I promotori hanno applicato il principio dell’economia circolare, dal chicco al boccale. Un’idea basata sul riutilizzo, sul diminuire gli scarti, sul non buttare ciò che può essere ancora impiegato.
Così in ogni bottiglia bottiglia c’è mezza fetta di pane del Mugello, che, invece di essere buttata, viene utilizzata per produrre birra. E anche pangrattato.
Si tratta di un progetto che vede protagoniste alcune imprese mugellane, in collaborazione con Coldiretti e Unicoop Firenze: il Granaio dei Medici, il Consorzio di tutela Pane del Mugello, il birrificio Corzano 1985 di Barberino di Mugello.
“Finora il pane invenduto -spiega Marco Ponticelli, business manager forneria-pasticceria di Unicoop Firenze- veniva reso ai fornitori e destinato alla distruzione: grazie al progetto, viene reincartato e riconsegnato ai forni di produzione. Qui, in parte viene trasformato in pangrattato rustico e, in parte, consegnato al birrificio che lo sostituisce parzialmente al malto previsto nella ricetta”.
“Il risultato è una birra dal colore chiaro, dal gusto fresco che sposa quello più deciso del malto”, dice Giacomo Tatti, presidente del Granaio dei Medici. Che aggiunge: “Questa birra viene da una ricetta antica, con origini nell’antica Babilonia, ma guarda al futuro, perché ripensa il prodotto dentro un modello di economia nuova”.
Chilometro zero, economie di filiera, riutilizzo per ridurre l’impatto ambientale della produzione e lo spreco nella distribuzione e nel consumo, sono i cardini di questo progetto, che vuole estendersi: “Il progetto -sottolinea Ponticelli- prende il via dall’avanzo del pane, un alimento base soggetto a una fisiologica quota di reso giornaliero.

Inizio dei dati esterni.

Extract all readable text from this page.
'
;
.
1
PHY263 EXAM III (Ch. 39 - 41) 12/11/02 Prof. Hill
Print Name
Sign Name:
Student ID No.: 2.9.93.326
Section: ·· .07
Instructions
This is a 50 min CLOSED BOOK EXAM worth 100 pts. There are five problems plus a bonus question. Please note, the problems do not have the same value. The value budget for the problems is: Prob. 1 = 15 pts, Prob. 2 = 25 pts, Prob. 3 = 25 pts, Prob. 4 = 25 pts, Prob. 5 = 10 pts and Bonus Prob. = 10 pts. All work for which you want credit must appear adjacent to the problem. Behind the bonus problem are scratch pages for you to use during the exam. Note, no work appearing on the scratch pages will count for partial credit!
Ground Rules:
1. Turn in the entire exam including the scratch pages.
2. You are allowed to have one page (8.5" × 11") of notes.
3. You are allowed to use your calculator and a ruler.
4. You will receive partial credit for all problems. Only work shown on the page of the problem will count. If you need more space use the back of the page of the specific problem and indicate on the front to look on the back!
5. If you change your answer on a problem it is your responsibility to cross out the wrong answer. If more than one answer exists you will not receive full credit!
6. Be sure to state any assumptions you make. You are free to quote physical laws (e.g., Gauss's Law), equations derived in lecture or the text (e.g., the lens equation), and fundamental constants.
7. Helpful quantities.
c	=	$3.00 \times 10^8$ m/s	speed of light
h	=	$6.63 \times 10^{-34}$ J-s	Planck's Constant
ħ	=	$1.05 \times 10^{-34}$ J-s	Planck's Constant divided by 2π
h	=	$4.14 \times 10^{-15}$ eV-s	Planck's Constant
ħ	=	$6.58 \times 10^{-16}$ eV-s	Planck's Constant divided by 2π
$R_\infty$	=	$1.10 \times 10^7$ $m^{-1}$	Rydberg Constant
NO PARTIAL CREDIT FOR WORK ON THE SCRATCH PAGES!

Da lì al pangrattato e, poi, alla birra, il salto ha richiesto il passaggio a una visione circolare che potrà tradursi anche in altri nuovi prodotti in sperimentazione: dalla minestra di pane alla torta, fino alle crostatine, con l’obiettivo di recuperare al massimo il pane del Mugello rimasto sugli scaffali».
“Protagonista è il grano coltivato nel Mugello -dice Matteo Borselli di Coldiretti-, dove i forni Conti e Faini lo trasformano nel Pane del Mugello, un prodotto di filiera che rappresenta al meglio il nostro territorio e che ha ottenuto importanti riconoscimenti”.
Così ora il pane del Mugello e la sua birra sono venduti in 44 supermercati della Coop. Ecco dove e quando sarà possibile trovare un corner con la birra di pane nei vari store Unicoop Firenze.
- 3 e 4 maggio – Novoli
- 10 e 11 maggio – Ponte a Greve; Figline Valdarno; Sesto Fiorenitno, Borgo San Lorenzo
- 17 e 18 maggio – Gavinana; Empoli; Cimabue; Pontassieve
- 24 e 25 maggio – Prato; Leopoldo; Lastra a Signa; Montevarchi
- 31 maggio e 1 giugno – Pistoia; Bagno a Ripoli; Coverciano; Signa
- 7 e 8 giugno – Montelupo; Carlo del Prete; Campi Bisenzio; Barberino di Mugello.
Nei corner saranno presenti il pane del Mugello, quello con grano Senatore Cappelli prodotto da Granaio dei Medici, il pangrattato, la birra di pane, il tortello, le tagliatelle di grano Senatore Cappelli, la farina tipo 2 del pane del Mugello ed i Wurstel Caf.